The poem traces three Black men named “Green” from 1762 to the present, and then more than a thousand years into the future.
The first is a freed slave who finds kinship with a man named St. Patrick he’s told about by an Irish servant in New York. Like the narrator, Patrick saw his name changed from Maewyn Succat by those he liberated, though the freedman’s was one given by his oppressors, a reminder that “stings my tongue. Just like that whip and my raw back.”
Still, both share the experience of being liberated from enslavement, united across a millennium with a Christian hope that all will eventually be “unchained.”
The second arrives in 2020 with a sense that while much has been achieved, carefree St. Patrick’s Day celebrations paper over unrealized potential, both for his people and for the broader society. “I, Ace Green, had a dream. Then it was like Martin Luther King and Saint Patrick. Assassinated,” Mr. Christian writes poignantly.

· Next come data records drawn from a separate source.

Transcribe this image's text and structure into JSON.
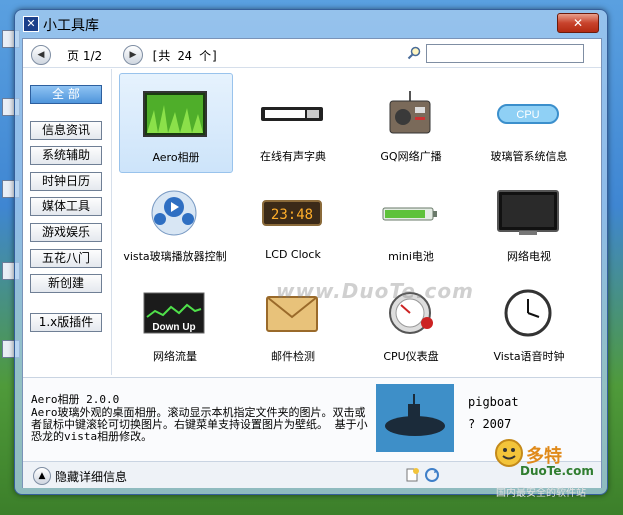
{
  "window": {
    "title": "小工具库",
    "close_symbol": "✕"
  },
  "toolbar": {
    "page": "页 1/2",
    "total": "[共 24 个]",
    "search_placeholder": ""
  },
  "sidebar": {
    "all_label": "全  部",
    "categories": [
      "信息资讯",
      "系统辅助",
      "时钟日历",
      "媒体工具",
      "游戏娱乐",
      "五花八门",
      "新创建"
    ],
    "legacy_label": "1.x版插件"
  },
  "gadgets": [
    {
      "label": "Aero相册",
      "icon": "photo-album-icon",
      "selected": true
    },
    {
      "label": "在线有声字典",
      "icon": "dictionary-icon"
    },
    {
      "label": "GQ网络广播",
      "icon": "radio-icon"
    },
    {
      "label": "玻璃管系统信息",
      "icon": "cpu-tube-icon"
    },
    {
      "label": "vista玻璃播放器控制",
      "icon": "media-player-icon"
    },
    {
      "label": "LCD Clock",
      "icon": "lcd-clock-icon"
    },
    {
      "label": "mini电池",
      "icon": "battery-icon"
    },
    {
      "label": "网络电视",
      "icon": "tv-icon"
    },
    {
      "label": "网络流量",
      "icon": "network-traffic-icon"
    },
    {
      "label": "邮件检测",
      "icon": "mail-icon"
    },
    {
      "label": "CPU仪表盘",
      "icon": "cpu-gauge-icon"
    },
    {
      "label": "Vista语音时钟",
      "icon": "analog-clock-icon"
    }
  ],
  "thumb_text": {
    "lcd": "23:48",
    "network": "Down Up",
    "cpu": "CPU"
  },
  "detail": {
    "title": "Aero相册 2.0.0",
    "description": "Aero玻璃外观的桌面相册。滚动显示本机指定文件夹的图片。双击或者鼠标中键滚轮可切换图片。右键菜单支持设置图片为壁纸。 基于小恐龙的vista相册修改。",
    "author": "pigboat",
    "year": "? 2007",
    "image": "submarine-icon"
  },
  "footer": {
    "toggle_label": "隐藏详细信息"
  },
  "overlay": {
    "watermark": "www.DuoTe.com",
    "brand_name": "多特",
    "brand_domain": "DuoTe.com",
    "brand_slogan": "国内最安全的软件站"
  }
}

The third Green sees equality and renewal on March 17, but importantly, not until the year 3174. Read the full poem here (makes sure to scroll down)

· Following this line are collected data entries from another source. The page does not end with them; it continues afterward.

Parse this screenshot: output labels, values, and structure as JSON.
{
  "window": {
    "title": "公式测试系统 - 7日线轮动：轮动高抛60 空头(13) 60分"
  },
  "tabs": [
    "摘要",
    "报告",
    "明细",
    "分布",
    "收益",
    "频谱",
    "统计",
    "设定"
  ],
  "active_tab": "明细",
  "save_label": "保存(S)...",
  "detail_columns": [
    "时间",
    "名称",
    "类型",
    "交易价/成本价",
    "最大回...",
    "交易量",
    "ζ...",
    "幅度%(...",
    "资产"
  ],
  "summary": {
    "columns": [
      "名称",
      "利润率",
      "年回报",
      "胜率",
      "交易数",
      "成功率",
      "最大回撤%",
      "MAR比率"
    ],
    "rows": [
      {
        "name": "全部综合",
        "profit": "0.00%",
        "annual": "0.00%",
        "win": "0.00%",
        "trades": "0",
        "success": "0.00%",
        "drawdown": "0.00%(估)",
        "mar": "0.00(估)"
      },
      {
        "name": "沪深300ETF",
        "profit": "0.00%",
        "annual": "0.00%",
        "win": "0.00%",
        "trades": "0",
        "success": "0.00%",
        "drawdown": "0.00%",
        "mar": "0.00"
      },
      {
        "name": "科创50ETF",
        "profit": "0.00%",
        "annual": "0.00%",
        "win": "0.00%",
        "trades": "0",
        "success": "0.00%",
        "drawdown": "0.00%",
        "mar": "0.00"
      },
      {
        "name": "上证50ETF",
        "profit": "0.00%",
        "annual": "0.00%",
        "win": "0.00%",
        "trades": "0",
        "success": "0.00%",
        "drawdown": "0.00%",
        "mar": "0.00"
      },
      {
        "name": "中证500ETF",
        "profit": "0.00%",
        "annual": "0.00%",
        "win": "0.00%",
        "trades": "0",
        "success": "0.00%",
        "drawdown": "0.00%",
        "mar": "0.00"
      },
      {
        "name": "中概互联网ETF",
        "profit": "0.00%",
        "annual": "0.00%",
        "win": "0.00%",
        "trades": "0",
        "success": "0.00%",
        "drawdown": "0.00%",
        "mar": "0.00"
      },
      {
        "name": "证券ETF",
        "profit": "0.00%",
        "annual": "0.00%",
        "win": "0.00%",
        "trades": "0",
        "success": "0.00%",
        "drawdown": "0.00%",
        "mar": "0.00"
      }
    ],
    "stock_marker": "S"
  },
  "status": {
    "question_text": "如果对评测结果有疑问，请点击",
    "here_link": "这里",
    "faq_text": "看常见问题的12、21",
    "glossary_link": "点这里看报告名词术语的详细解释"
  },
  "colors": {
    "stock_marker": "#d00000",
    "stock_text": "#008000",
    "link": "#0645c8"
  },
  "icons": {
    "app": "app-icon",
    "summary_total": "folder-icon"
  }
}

In November, Mr. Christian finally got the chance to read his poem aloud during the virtual edition of IrishFest Atlanta. The chamber invited him to participate in its “Irish Tea” event with Irish Consul General Ciara O’Floinn, where the community honored Irish Traditions music scholarship winner Olivia Bradley and highlighted Atlanta’s Irish theater, Arís. The event also featured Shamrock and Peach, a food and tourism business run by Judith McLoughlin and her husband, who moved to Atlanta from Northern Ireland in 1996.
The event served to publicize the opening of the essay contest for 2021, where the focus will be “The Impact of COVID-19 From an Irish Perspective.”
It’s open to high schoolers in all grades within Georgia. Organizers encourage students to research their topic thoroughly to link insights from today’s pandemic with Irish perspectives on history, culture, literature, humanitarianism and more. The prize remains $1,000, and submissions are being accepted through Feb. 13, 2021.